Le second chausson a touché le plancher, la chaise est reposée à sa place à côté de l’armoire. Sa main tremble un peu quand elle s’approche du lit pour s’y asseoir. Ça lui fait ça chaque fois qu’elle va ouvrir sa boîte de petits Lu qui n’en a plus l’odeur mais dont elle se rappelle la saveur un peu salée et la texture si douce quand ils fondaient sur la langue après les avoir trempés dans le café. Elle ne fait plus de café. Trop dangereux tous ces appareils électriques. Sa fille lui a tout enlevé : la cafetière, le grille-pain, le séchoir, finies les excentricités, de toute façon tu veux plaire à qui ? Sa mémoire commence à lui faire défaut. Elle a oublié des noms, des lieux, des anecdotes qu’elle aimait raconter. Tout s’enfuit, s’échappe, et aucun filet à souvenirs n’a encore été inventé. Les visages, l’enfance, les fêtes de famille. Le phosphore que le médecin lui donne elle n’en veut pas, il y a des choses contre lesquelles on ne peut pas aller, c’est comme ça. Ce qu’elle garde bien gravé en elle ce sont les malheurs, tenaces ceux-là. Les maladies, les sombres histoires, les morts de plus en plus nombreux, en témoignent les coupures de la rubrique nécrologique qu’elle accumule dans le tiroir de sa cuisine, par-dessus son livre de recettes dont elle ne se sert plus. Tiens, elle l’a gardé celui-là… Elle ne cuisine plus, ses repas arrivent chaque jour. Elle aime bien la visite de Fabien le matin à 11h30. Il n’est pas bavard mais il prend le temps de prendre des nouvelles, elle parle pour deux. Ce midi c’était poulet basquaise, pas mauvais… Les douleurs lui restent. Son mari, Jean, parmi les morts lui aussi. Alors elle a gardé. Prévoyante la Sarah. La trouille d’oublier sans doute. C’est là-haut, derrière les chapeaux. Du souvenir en conserve, du longue conservation, à consommer sans modération. L’ivresse viendra peut-être cet après-midi à force de trop boire à la taverne du passé. Se plonger dans la jeunesse, dans ce qui a été si bon jusqu’à se sentir légère, un peu grise. Qui ça gênera l’ivresse d’une femme de quatre-vingt-huit ans ?

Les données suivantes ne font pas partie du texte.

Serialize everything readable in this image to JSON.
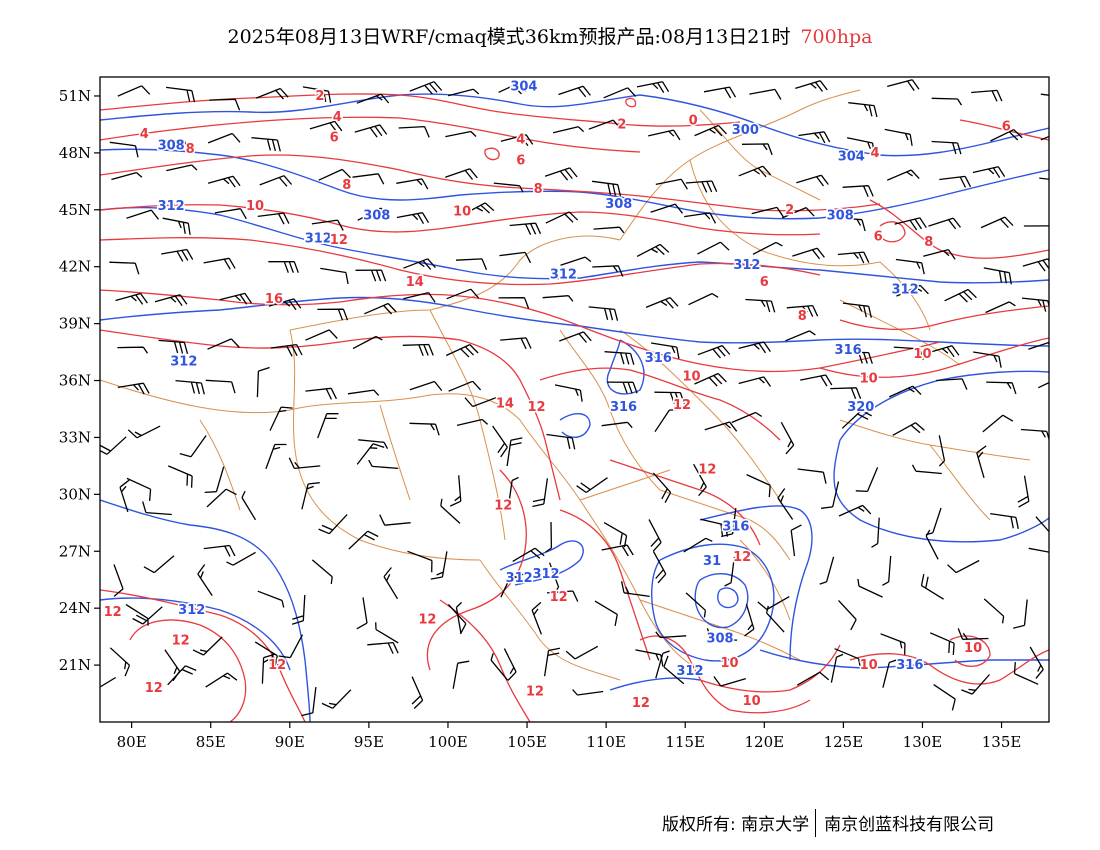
{
  "title": {
    "main": "2025年08月13日WRF/cmaq模式36km预报产品:08月13日21时",
    "level": "700hpa"
  },
  "footer": {
    "copyright": "版权所有: 南京大学",
    "company": "南京创蓝科技有限公司"
  },
  "colors": {
    "geopotential": "#2f55e0",
    "temperature": "#e8393f",
    "border": "#d9904a",
    "barb": "#000000",
    "level_text": "#e8393f"
  },
  "map": {
    "lon_ticks": [
      "80E",
      "85E",
      "90E",
      "95E",
      "100E",
      "105E",
      "110E",
      "115E",
      "120E",
      "125E",
      "130E",
      "135E"
    ],
    "lat_ticks": [
      "51N",
      "48N",
      "45N",
      "42N",
      "39N",
      "36N",
      "33N",
      "30N",
      "27N",
      "24N",
      "21N"
    ],
    "lon_values": [
      80,
      85,
      90,
      95,
      100,
      105,
      110,
      115,
      120,
      125,
      130,
      135
    ],
    "lat_values": [
      51,
      48,
      45,
      42,
      39,
      36,
      33,
      30,
      27,
      24,
      21
    ],
    "lon_range": [
      78,
      138
    ],
    "lat_range": [
      18,
      52
    ]
  },
  "contour_labels": {
    "geopotential": [
      {
        "text": "304",
        "lon": 104.8,
        "lat": 51.5
      },
      {
        "text": "308",
        "lon": 82.5,
        "lat": 48.4
      },
      {
        "text": "300",
        "lon": 118.8,
        "lat": 49.2
      },
      {
        "text": "304",
        "lon": 125.5,
        "lat": 47.8
      },
      {
        "text": "312",
        "lon": 82.5,
        "lat": 45.2
      },
      {
        "text": "308",
        "lon": 95.5,
        "lat": 44.7
      },
      {
        "text": "308",
        "lon": 110.8,
        "lat": 45.3
      },
      {
        "text": "308",
        "lon": 124.8,
        "lat": 44.7
      },
      {
        "text": "312",
        "lon": 91.8,
        "lat": 43.5
      },
      {
        "text": "312",
        "lon": 107.3,
        "lat": 41.6
      },
      {
        "text": "312",
        "lon": 118.9,
        "lat": 42.1
      },
      {
        "text": "312",
        "lon": 128.9,
        "lat": 40.8
      },
      {
        "text": "312",
        "lon": 83.3,
        "lat": 37.0
      },
      {
        "text": "316",
        "lon": 113.3,
        "lat": 37.2
      },
      {
        "text": "316",
        "lon": 125.3,
        "lat": 37.6
      },
      {
        "text": "316",
        "lon": 111.1,
        "lat": 34.6
      },
      {
        "text": "320",
        "lon": 126.1,
        "lat": 34.6
      },
      {
        "text": "316",
        "lon": 118.2,
        "lat": 28.3
      },
      {
        "text": "31",
        "lon": 116.7,
        "lat": 26.5
      },
      {
        "text": "312",
        "lon": 104.5,
        "lat": 25.6
      },
      {
        "text": "312",
        "lon": 106.2,
        "lat": 25.8
      },
      {
        "text": "312",
        "lon": 83.8,
        "lat": 23.9
      },
      {
        "text": "308",
        "lon": 117.2,
        "lat": 22.4
      },
      {
        "text": "312",
        "lon": 115.3,
        "lat": 20.7
      },
      {
        "text": "316",
        "lon": 129.2,
        "lat": 21.0
      }
    ],
    "temperature": [
      {
        "text": "2",
        "lon": 91.9,
        "lat": 51.0
      },
      {
        "text": "4",
        "lon": 93.0,
        "lat": 49.9
      },
      {
        "text": "4",
        "lon": 80.8,
        "lat": 49.0
      },
      {
        "text": "6",
        "lon": 92.8,
        "lat": 48.8
      },
      {
        "text": "8",
        "lon": 83.7,
        "lat": 48.2
      },
      {
        "text": "2",
        "lon": 111.0,
        "lat": 49.5
      },
      {
        "text": "0",
        "lon": 115.5,
        "lat": 49.7
      },
      {
        "text": "4",
        "lon": 104.6,
        "lat": 48.7
      },
      {
        "text": "6",
        "lon": 104.6,
        "lat": 47.6
      },
      {
        "text": "8",
        "lon": 93.6,
        "lat": 46.3
      },
      {
        "text": "8",
        "lon": 105.7,
        "lat": 46.1
      },
      {
        "text": "4",
        "lon": 127.0,
        "lat": 48.0
      },
      {
        "text": "6",
        "lon": 135.3,
        "lat": 49.4
      },
      {
        "text": "10",
        "lon": 87.8,
        "lat": 45.2
      },
      {
        "text": "10",
        "lon": 100.9,
        "lat": 44.9
      },
      {
        "text": "2",
        "lon": 121.6,
        "lat": 45.0
      },
      {
        "text": "12",
        "lon": 93.1,
        "lat": 43.4
      },
      {
        "text": "6",
        "lon": 127.2,
        "lat": 43.6
      },
      {
        "text": "8",
        "lon": 130.4,
        "lat": 43.3
      },
      {
        "text": "14",
        "lon": 97.9,
        "lat": 41.2
      },
      {
        "text": "6",
        "lon": 120.0,
        "lat": 41.2
      },
      {
        "text": "16",
        "lon": 89.0,
        "lat": 40.3
      },
      {
        "text": "8",
        "lon": 122.4,
        "lat": 39.4
      },
      {
        "text": "10",
        "lon": 130.0,
        "lat": 37.4
      },
      {
        "text": "10",
        "lon": 115.4,
        "lat": 36.2
      },
      {
        "text": "10",
        "lon": 126.6,
        "lat": 36.1
      },
      {
        "text": "14",
        "lon": 103.6,
        "lat": 34.8
      },
      {
        "text": "12",
        "lon": 105.6,
        "lat": 34.6
      },
      {
        "text": "12",
        "lon": 114.8,
        "lat": 34.7
      },
      {
        "text": "12",
        "lon": 116.4,
        "lat": 31.3
      },
      {
        "text": "12",
        "lon": 103.5,
        "lat": 29.4
      },
      {
        "text": "12",
        "lon": 118.6,
        "lat": 26.7
      },
      {
        "text": "12",
        "lon": 107.0,
        "lat": 24.6
      },
      {
        "text": "12",
        "lon": 98.7,
        "lat": 23.4
      },
      {
        "text": "12",
        "lon": 78.8,
        "lat": 23.8
      },
      {
        "text": "12",
        "lon": 83.1,
        "lat": 22.3
      },
      {
        "text": "12",
        "lon": 89.2,
        "lat": 21.0
      },
      {
        "text": "12",
        "lon": 81.4,
        "lat": 19.8
      },
      {
        "text": "12",
        "lon": 105.5,
        "lat": 19.6
      },
      {
        "text": "12",
        "lon": 112.2,
        "lat": 19.0
      },
      {
        "text": "10",
        "lon": 117.8,
        "lat": 21.1
      },
      {
        "text": "10",
        "lon": 119.2,
        "lat": 19.1
      },
      {
        "text": "10",
        "lon": 126.6,
        "lat": 21.0
      },
      {
        "text": "10",
        "lon": 133.2,
        "lat": 21.9
      }
    ]
  }
}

Le couvercle est à présent posé sur le couvre-lit matelassé. Ses doigts s’immergent dans le papier à lettres trop fin qui se déchire aux pliures, le relief encore perceptible de la mine du stylo qui s’enfonce sous les mots d’amour maladroits, le granuleux des photos, la douceur indemne d’une mèche de cheveux sauvée après une tonte réglementaire avant le dernier départ, le piquant presque jouissif d’une broche de pacotille qu’il lui avait offerte à la naissance de Michèle et qu’elle avait portée jusqu’à ce que le fermoir cède. Un bain de mémoire, même si certaines choses sont déformées, même si elle sait que tout finit par disparaître et que les lettres n’ont plus le sens qu’elles avaient hier, même si elle sait qu’elle a posé son dernier regard sur tout ce fatras il y a quelques semaines, quand elle y voyait encore. Aujourd’hui ses mains sont ses yeux, mais par pitié, que sa fille ne l’apprenne pas.